Hamish McKenzie: The industry as it exists is certainly in trouble. Especially if you’re looking at local news. I spoke to someone who’s working for a newspaper in South Dakota the other day when he’d go to the newsroom a couple of years ago, there are 25 people, today, there are only 9 people, you know, for the first time they were unable to send anyone to cover the school board meeting. That sort of stuff is terrible and needs to be fixed. I think there are going to be solutions and that’s, a model like the one that Substack enables can actually help journalism thrive and be better than ever and the market for journalism increase, but there is still going to be a painful transition period and we’re working as fast as we can to try and build a structure that can provide more hope. That’s the pain is already happening. Yeah, so the problem is here.
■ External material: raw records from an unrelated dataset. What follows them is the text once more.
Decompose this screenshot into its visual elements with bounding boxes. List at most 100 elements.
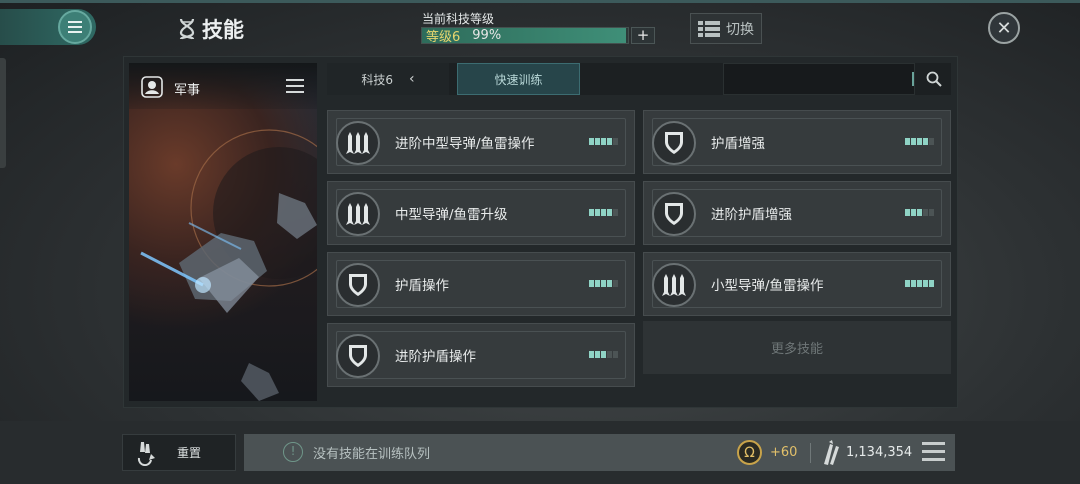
skill-level-pip [607, 280, 612, 287]
info-icon: ! [283, 442, 303, 462]
skill-level-indicator [589, 138, 618, 145]
skill-level-pip [601, 209, 606, 216]
skill-name: 护盾操作 [395, 278, 449, 294]
omega-icon[interactable]: Ω [737, 440, 762, 465]
switch-view-label: 切换 [726, 21, 754, 38]
tech-level-label: 当前科技等级 [422, 12, 495, 26]
shield-icon [652, 192, 696, 236]
skill-level-indicator [589, 209, 618, 216]
menu-icon[interactable] [922, 442, 945, 461]
skill-card[interactable]: 小型导弹/鱼雷操作 [643, 252, 951, 316]
quick-train-button[interactable]: 快速训练 [457, 63, 580, 95]
skill-name: 进阶护盾增强 [711, 207, 792, 223]
skillpoint-missile-icon [824, 440, 839, 465]
skill-level-pip [905, 209, 910, 216]
skill-level-pip [911, 138, 916, 145]
tab-tech-label: 科技6 [361, 72, 394, 87]
skill-level-pip [589, 351, 594, 358]
skill-level-pip [589, 280, 594, 287]
skill-card[interactable]: 进阶护盾操作 [327, 323, 635, 387]
skill-level-pip [601, 351, 606, 358]
page-title: 技能 [202, 18, 244, 42]
skill-name: 进阶护盾操作 [395, 349, 476, 365]
reset-button[interactable]: 重置 [122, 434, 236, 471]
chevron-left-icon[interactable]: ‹ [409, 71, 415, 87]
skill-level-pip [607, 138, 612, 145]
shield-icon [652, 121, 696, 165]
skill-level-pip [589, 138, 594, 145]
shield-icon [336, 263, 380, 307]
skill-level-pip [607, 209, 612, 216]
dna-icon [179, 18, 195, 41]
menu-icon[interactable] [58, 10, 92, 44]
military-badge-icon [141, 76, 163, 98]
skill-level-pip [929, 138, 934, 145]
skill-level-pip [923, 280, 928, 287]
category-name: 军事 [174, 83, 201, 98]
tech-level-bar: 等级6 99% [421, 27, 629, 45]
skill-level-pip [911, 280, 916, 287]
skill-level-pip [613, 351, 618, 358]
skill-card[interactable]: 中型导弹/鱼雷升级 [327, 181, 635, 245]
skill-level-pip [589, 209, 594, 216]
skill-level-indicator [589, 280, 618, 287]
missile-icon [336, 121, 380, 165]
skill-level-pip [613, 280, 618, 287]
omega-bonus: +60 [770, 445, 798, 460]
missile-icon [336, 192, 380, 236]
close-icon[interactable]: ✕ [988, 12, 1020, 44]
skill-level-indicator [905, 138, 934, 145]
queue-status-text: 没有技能在训练队列 [313, 447, 431, 462]
skill-level-pip [613, 209, 618, 216]
skill-level-pip [917, 209, 922, 216]
skill-name: 小型导弹/鱼雷操作 [711, 278, 824, 294]
grid-list-icon [698, 20, 720, 37]
top-edge-line [0, 0, 1080, 3]
skill-level-pip [905, 280, 910, 287]
skillpoints-value: 1,134,354 [846, 445, 913, 460]
skill-card[interactable]: 进阶中型导弹/鱼雷操作 [327, 110, 635, 174]
skill-level-indicator [589, 351, 618, 358]
shield-icon [336, 334, 380, 378]
skill-level-indicator [905, 209, 934, 216]
category-artwork [129, 63, 317, 401]
skill-level-pip [595, 209, 600, 216]
skill-level-pip [595, 280, 600, 287]
skill-level-pip [923, 209, 928, 216]
skill-name: 中型导弹/鱼雷升级 [395, 207, 508, 223]
skill-level-pip [595, 351, 600, 358]
divider [810, 443, 811, 463]
tech-level-badge: 等级6 [426, 30, 461, 45]
skill-card[interactable]: 进阶护盾增强 [643, 181, 951, 245]
reset-label: 重置 [177, 446, 202, 460]
skill-name: 护盾增强 [711, 136, 765, 152]
side-hud-tab[interactable] [0, 58, 6, 168]
tab-tech-level[interactable]: 科技6 ‹ [327, 63, 449, 95]
search-icon[interactable] [917, 63, 951, 95]
skill-level-pip [601, 138, 606, 145]
tech-level-percent: 99% [472, 28, 502, 43]
add-level-button[interactable]: + [631, 27, 655, 44]
skill-level-pip [911, 209, 916, 216]
search-cursor [912, 72, 914, 86]
skill-level-indicator [905, 280, 934, 287]
skill-card[interactable]: 护盾操作 [327, 252, 635, 316]
skill-card[interactable]: 护盾增强 [643, 110, 951, 174]
skill-level-pip [917, 280, 922, 287]
more-skills-button[interactable]: 更多技能 [643, 321, 951, 374]
missile-icon [652, 263, 696, 307]
page-header: 技能 [178, 14, 244, 44]
skill-level-pip [929, 209, 934, 216]
skill-level-pip [929, 280, 934, 287]
category-menu-icon[interactable] [286, 79, 304, 93]
reset-missile-icon [137, 441, 155, 466]
skill-level-pip [595, 138, 600, 145]
skill-level-pip [607, 351, 612, 358]
skill-level-pip [923, 138, 928, 145]
skill-level-pip [613, 138, 618, 145]
switch-view-button[interactable]: 切换 [690, 13, 762, 44]
skill-level-pip [917, 138, 922, 145]
skill-name: 进阶中型导弹/鱼雷操作 [395, 136, 535, 152]
search-input[interactable] [723, 63, 915, 95]
skill-level-pip [905, 138, 910, 145]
Bryan Collins: Yeah. I spent a few years out of work after I left journalism, then I started work elsewhere. I’m also curious, do you have an ideal early morning routine?

Hamish McKenzie: Me?

Bryan Collins: Yeah.

Hamish McKenzie: I don’t have an ideal one, I have one that I just make work, which is getting out of bed, groggily. I get my kid out of bed and he’s two and a quarter and I get him dressed, feed him breakfast, have my breakfast somewhere at the same time, have a quick shower, drop him off at daycare and then get to Substack and then work intensely until the end of the day when I have to go pick up my kid again.

Bryan Collins: Okay, okay, yeah, that sounds similar to my routine. So if somebody is interested in setting up a newsletter, what’s the first step they should take?

Hamish McKenzie: Go to Substack.com/signup and sign up. Don’t overthink it. Let’s write something, get in motion, listen to feedback from whoever reads it. Ask them what you could be doing better, like how you could be better serving them and then write another thing and then another thing and write another thing. And then you look over your shoulder and realise that you’ve got a few readers. If things are going well, and then you can start being a little bit more strategic about the shape of the publication and the audience you’re trying to reach and just get, better each time.

Bryan Collins: Thank you, Hamish, it was very nice to talk with you today.

Hamish McKenzie: Thanks, Brian. Lovely to talk to you too.